Le gouvernement provincial a présenté des modifications à la Loi relative aux relations de travail dans les services publics qui visent à assurer la prestation des services essentiels durant les conflits de travail et à clarifier les règles d’engagement entre l’employeur et les agents négociateurs durant le processus de négociation collective.

« Cette loi est devenue dépassée et inefficace. Nous avons constaté ses répercussions sur les services essentiels lors des récents conflits de travail », a déclaré le ministre de l’Éducation postsecondaire, de la Formation et du Travail, Trevor Holder. « Ces modifications, qui vont dans le sens des modifications que nous avons déjà apportées à la Loi sur les relations industrielles et à la Loi sur les services essentiels dans les foyers de soins, visent à assurer un équilibre en veillant à ce que les unités de négociation puissent continuer à prendre des mesures pendant un conflit de travail et à ce que les services essentiels soient maintenus. »

Les modifications visent à :

  • exiger que les votes de grève expirent après un an;
  • exiger qu’un préavis de 72 heures soit donné en cas de grève et qu’un préavis de 24 heures soit donné en cas de lock-out;
  • permettre aux grévistes de faire du piquetage;
  • permettre de changer les niveaux de désignation plus tard dans le processus de négociation;
  • assurer la prestation des services essentiels en permettant le remplacement des travailleurs essentiels désignés qui sont absents;
  • permettre de changer les horaires de travail des travailleurs essentiels durant une grève ou un lock-out; et
  • mettre à jour ce qu’un arbitre doit prendre en considération durant le processus d’arbitrage exécutoire.
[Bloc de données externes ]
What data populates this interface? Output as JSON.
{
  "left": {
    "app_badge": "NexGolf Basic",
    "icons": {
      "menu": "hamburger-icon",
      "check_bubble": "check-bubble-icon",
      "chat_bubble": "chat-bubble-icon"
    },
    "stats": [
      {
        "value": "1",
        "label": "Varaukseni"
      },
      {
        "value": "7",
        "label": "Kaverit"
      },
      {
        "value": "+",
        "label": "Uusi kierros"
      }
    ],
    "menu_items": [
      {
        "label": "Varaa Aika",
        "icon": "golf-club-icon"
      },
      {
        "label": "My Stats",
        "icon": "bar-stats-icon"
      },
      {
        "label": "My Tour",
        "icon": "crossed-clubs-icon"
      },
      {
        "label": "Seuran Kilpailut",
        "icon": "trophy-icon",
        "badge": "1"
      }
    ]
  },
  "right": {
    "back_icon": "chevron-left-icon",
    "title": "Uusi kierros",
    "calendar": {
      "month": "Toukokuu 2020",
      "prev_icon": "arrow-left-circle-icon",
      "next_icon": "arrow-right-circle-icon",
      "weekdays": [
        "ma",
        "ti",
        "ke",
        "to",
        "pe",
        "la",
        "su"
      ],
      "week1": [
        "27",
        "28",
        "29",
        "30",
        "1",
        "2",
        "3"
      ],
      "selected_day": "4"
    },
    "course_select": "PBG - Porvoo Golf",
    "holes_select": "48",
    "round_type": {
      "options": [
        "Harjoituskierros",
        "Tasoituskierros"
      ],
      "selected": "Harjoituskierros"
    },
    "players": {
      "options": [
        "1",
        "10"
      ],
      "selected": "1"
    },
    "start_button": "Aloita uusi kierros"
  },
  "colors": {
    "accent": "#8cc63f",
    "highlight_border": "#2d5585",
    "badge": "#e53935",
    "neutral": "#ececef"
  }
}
La Loi relative aux relations de travail dans les services publics régit l’organisation, la classification et la syndicalisation du travail dans les parties I, II, III et IV des services publics, ainsi que le processus de négociation collective entre l’employeur, les employés et les agents négociateurs.

La dernière mise à jour de la loi remonte à 12 ans : à la suite d’une décision judiciaire, les droits de négociation collective avaient alors été élargis pour inclure les employés occasionnels ayant moins de six mois de service.